Such is the stature of college football that, amid a spiraling child sexual abuse scandal, the career prospects of the man who coaches the Penn State Nittany Lions has overshadowed the fate of the university’s president.
Joe Paterno, a football coach of sufficient renown that his name is known even to many who do not follow college athletics, announced today that he will retire at the end of the season. One of his former defensive coordinators, Jerry Sandusky, faces 40 criminal counts of sexual abuse, and questions are now being raised about how the matter was handled by Paterno and everyone else up the chain of command.
Paterno’s departure has spawned much speculation about the Nittany Lions and the remainder of their football season. The team is part of a high-stakes, high-revenue annual ritual of nationally televised championship games.
But there is also the matter of Penn State itself, an institution of nearly 100,000 students that is commonly ranked among the nation’s top public universities.

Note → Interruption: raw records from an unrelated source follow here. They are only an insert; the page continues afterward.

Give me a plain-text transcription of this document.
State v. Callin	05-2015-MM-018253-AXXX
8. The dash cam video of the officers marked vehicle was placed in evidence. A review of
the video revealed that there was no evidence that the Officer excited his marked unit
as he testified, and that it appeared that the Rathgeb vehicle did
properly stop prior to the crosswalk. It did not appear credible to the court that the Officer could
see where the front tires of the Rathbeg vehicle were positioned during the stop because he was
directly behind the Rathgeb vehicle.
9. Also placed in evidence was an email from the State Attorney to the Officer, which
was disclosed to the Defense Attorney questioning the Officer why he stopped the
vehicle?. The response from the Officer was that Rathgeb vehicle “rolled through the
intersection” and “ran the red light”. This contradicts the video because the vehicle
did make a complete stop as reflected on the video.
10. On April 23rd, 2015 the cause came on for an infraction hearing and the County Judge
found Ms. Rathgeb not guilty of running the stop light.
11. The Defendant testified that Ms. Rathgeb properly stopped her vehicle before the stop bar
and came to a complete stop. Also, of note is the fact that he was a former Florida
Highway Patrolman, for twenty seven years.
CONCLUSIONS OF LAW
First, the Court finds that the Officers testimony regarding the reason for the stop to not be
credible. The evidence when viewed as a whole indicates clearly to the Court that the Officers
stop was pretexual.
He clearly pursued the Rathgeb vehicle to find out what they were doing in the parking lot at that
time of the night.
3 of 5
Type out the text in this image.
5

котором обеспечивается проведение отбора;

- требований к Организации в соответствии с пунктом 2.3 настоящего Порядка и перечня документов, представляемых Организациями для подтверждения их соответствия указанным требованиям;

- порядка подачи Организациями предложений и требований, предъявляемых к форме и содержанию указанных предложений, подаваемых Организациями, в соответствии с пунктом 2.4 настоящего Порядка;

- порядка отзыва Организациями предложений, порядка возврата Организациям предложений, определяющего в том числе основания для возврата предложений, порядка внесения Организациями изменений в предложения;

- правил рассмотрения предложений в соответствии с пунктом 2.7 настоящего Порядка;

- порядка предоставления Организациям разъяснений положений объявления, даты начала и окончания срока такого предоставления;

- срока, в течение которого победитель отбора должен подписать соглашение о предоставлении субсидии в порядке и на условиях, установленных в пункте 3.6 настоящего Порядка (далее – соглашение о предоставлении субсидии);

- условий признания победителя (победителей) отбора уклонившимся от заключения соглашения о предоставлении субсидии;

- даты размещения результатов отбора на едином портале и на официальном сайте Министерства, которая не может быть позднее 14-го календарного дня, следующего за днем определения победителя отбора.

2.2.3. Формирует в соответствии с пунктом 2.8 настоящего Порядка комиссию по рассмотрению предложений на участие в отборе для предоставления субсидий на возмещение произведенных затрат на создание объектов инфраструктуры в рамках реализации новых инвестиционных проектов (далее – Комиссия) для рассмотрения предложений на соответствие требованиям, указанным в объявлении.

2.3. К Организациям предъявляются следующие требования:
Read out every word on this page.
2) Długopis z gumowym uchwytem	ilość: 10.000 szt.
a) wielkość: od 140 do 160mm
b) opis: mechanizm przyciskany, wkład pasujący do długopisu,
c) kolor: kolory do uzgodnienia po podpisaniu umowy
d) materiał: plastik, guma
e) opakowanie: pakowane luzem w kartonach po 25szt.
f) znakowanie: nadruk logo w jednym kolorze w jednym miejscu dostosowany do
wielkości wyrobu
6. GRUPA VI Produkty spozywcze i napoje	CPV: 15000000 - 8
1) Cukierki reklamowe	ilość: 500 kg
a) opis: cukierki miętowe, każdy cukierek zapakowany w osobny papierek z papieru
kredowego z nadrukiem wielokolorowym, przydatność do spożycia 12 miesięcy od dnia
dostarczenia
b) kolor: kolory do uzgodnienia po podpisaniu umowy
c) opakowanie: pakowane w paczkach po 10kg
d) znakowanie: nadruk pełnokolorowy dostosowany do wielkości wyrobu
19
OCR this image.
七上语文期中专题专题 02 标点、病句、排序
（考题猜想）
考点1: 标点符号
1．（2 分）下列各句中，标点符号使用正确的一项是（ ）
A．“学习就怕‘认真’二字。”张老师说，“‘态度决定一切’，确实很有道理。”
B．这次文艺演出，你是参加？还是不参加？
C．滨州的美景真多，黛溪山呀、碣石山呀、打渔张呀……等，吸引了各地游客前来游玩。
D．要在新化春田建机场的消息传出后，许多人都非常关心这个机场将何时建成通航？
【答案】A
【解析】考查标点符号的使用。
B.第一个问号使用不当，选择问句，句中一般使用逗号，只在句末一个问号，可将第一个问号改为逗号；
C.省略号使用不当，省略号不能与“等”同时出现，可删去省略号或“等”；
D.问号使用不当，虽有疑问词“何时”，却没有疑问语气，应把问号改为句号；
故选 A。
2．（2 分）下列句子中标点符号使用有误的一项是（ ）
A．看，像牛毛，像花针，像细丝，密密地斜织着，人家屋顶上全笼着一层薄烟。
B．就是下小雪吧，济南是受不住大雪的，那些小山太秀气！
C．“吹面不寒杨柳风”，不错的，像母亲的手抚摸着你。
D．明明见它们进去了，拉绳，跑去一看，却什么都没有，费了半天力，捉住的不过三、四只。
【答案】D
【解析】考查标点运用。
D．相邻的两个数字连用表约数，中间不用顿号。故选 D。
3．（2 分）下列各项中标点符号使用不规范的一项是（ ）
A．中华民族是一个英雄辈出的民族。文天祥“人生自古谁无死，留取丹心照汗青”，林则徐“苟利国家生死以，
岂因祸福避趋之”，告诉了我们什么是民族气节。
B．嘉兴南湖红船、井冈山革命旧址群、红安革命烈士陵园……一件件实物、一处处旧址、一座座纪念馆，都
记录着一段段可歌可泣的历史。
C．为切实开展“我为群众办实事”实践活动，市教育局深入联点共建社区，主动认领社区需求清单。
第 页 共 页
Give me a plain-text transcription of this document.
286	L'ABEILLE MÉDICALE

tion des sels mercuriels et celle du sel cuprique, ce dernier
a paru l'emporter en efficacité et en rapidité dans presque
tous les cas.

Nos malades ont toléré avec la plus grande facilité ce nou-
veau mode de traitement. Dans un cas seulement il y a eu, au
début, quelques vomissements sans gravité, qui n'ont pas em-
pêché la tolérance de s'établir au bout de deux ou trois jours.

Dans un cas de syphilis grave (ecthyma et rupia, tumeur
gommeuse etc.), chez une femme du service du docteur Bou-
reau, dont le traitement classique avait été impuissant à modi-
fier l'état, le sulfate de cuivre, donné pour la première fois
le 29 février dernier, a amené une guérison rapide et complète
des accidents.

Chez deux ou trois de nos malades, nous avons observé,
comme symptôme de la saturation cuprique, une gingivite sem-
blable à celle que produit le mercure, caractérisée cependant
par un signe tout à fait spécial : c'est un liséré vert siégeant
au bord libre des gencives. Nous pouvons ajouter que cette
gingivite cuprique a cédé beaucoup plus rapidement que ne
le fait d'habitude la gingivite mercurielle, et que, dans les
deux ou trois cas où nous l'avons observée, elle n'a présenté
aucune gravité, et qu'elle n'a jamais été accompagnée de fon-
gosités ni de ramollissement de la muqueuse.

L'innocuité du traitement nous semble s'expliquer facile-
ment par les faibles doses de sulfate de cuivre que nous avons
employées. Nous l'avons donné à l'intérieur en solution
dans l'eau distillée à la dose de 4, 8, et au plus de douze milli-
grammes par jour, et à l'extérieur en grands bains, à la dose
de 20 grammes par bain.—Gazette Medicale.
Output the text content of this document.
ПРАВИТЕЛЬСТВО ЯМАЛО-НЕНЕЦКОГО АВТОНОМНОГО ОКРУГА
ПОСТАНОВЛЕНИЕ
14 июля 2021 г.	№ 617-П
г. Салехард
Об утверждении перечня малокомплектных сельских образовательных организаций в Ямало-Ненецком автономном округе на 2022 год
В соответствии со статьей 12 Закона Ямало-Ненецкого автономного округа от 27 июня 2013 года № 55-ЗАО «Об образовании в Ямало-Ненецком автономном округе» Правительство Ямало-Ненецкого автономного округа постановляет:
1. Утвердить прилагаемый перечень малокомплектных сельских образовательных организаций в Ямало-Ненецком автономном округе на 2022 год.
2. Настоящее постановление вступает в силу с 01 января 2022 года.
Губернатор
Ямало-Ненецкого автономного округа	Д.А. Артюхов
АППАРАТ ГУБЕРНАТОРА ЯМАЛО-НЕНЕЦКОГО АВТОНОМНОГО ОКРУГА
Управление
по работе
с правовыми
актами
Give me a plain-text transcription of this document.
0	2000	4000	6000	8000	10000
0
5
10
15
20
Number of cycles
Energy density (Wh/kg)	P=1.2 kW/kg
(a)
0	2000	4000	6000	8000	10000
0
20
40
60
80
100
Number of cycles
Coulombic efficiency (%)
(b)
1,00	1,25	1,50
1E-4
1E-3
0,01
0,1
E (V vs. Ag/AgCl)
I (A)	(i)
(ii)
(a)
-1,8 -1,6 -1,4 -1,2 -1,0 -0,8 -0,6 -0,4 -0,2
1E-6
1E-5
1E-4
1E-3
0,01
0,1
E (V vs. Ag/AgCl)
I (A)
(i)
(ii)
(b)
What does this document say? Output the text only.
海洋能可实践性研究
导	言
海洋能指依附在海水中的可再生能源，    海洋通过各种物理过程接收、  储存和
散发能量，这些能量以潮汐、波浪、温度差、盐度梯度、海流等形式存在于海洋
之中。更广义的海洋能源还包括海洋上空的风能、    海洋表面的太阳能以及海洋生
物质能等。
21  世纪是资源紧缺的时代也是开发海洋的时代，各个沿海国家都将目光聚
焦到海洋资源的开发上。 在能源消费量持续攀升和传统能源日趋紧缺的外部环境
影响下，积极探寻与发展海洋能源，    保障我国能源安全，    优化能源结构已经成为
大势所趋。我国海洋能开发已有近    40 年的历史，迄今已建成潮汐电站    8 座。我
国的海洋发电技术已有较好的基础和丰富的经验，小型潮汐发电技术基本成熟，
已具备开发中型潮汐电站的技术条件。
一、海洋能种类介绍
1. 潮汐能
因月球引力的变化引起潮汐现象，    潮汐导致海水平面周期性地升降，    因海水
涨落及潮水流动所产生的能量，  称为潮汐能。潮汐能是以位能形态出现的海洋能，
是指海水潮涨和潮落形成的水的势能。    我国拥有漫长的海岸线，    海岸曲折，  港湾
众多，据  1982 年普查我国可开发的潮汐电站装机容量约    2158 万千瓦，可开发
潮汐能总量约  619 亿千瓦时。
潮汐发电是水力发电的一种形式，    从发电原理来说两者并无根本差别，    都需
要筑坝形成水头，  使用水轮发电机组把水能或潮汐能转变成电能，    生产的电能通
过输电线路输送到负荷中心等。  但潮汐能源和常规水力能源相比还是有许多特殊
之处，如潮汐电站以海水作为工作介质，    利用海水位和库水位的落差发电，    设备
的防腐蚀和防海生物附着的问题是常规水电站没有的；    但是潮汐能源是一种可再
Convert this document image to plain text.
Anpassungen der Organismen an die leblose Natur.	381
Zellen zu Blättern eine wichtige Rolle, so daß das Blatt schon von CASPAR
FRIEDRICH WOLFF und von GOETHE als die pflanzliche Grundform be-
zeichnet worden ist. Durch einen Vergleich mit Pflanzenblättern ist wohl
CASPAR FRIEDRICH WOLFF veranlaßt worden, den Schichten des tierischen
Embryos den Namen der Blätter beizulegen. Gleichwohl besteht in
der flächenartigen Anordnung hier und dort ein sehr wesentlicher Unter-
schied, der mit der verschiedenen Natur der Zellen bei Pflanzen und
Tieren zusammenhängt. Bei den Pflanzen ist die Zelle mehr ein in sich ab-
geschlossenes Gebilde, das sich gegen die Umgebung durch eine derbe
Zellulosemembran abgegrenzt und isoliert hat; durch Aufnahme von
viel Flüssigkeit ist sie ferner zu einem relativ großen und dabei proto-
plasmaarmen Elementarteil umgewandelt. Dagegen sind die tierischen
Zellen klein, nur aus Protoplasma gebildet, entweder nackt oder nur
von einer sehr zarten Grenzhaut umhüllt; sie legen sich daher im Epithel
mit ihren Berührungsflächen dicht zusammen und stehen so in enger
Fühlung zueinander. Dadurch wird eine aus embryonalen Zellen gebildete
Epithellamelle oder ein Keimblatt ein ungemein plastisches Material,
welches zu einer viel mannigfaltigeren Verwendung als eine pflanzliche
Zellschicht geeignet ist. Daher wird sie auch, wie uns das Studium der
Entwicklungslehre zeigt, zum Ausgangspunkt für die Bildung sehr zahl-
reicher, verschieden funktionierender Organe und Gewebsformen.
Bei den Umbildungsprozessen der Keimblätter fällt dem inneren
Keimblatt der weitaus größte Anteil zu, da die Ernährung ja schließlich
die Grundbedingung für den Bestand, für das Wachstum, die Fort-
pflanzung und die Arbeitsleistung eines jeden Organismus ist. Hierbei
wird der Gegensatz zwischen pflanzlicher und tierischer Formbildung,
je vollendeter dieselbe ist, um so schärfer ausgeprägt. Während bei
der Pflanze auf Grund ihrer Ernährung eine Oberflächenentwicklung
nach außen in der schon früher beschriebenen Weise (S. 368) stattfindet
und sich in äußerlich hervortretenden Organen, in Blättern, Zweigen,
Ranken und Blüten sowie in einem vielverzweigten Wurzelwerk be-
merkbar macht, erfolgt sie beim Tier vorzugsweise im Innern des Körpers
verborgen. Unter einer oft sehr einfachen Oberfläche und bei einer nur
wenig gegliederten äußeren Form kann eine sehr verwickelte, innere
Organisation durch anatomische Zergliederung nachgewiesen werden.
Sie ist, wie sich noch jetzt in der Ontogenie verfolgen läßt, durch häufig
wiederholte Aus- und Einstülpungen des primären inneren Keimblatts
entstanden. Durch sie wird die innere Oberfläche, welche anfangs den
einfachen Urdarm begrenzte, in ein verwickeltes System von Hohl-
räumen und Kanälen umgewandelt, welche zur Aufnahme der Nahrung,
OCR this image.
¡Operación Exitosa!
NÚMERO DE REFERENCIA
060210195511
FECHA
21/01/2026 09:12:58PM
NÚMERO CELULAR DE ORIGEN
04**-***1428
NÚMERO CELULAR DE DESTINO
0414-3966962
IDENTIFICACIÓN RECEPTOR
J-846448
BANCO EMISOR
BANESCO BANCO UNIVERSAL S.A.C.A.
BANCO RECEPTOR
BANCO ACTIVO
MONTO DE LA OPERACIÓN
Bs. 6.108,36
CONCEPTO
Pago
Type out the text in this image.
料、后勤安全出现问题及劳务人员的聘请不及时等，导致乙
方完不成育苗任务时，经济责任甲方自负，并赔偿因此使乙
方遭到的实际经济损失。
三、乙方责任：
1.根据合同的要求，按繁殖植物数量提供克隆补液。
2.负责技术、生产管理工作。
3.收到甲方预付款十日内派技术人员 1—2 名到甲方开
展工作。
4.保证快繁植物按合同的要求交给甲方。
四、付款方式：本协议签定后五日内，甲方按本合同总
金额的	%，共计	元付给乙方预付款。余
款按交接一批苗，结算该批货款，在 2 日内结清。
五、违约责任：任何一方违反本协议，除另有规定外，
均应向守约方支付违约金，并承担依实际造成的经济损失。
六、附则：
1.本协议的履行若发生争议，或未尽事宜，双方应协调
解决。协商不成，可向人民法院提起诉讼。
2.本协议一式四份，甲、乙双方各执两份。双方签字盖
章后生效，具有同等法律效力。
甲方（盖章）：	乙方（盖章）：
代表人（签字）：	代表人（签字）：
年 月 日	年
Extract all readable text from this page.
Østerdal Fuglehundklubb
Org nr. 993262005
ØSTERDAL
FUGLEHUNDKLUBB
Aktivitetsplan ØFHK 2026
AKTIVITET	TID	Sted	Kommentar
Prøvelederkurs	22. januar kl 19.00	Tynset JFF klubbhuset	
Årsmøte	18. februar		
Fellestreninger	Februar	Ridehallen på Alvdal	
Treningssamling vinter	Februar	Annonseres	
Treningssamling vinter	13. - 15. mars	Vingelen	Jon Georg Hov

Graham Spanier has been Penn State’s president since 1995, which is a long time for a university president, although his tenure isn’t nearly so long as Paterno’s. (The man known as JoePa has coached the Nittany Lions since 1966.)
An online petition calling for Spanier’s ouster has collected nearly 2,000 signatures. The Chronicle of Higher Education reported in a blog post yesterday that support for the president is “eroding” on the Penn State board.
“The board is very concerned about this, and I believe the board will demonstrate its concern forcefully,” on trustee told the Chronicle.
The Philadelphia Inquirer, too, reports today that Spanier’s “tenure may also be near an end.”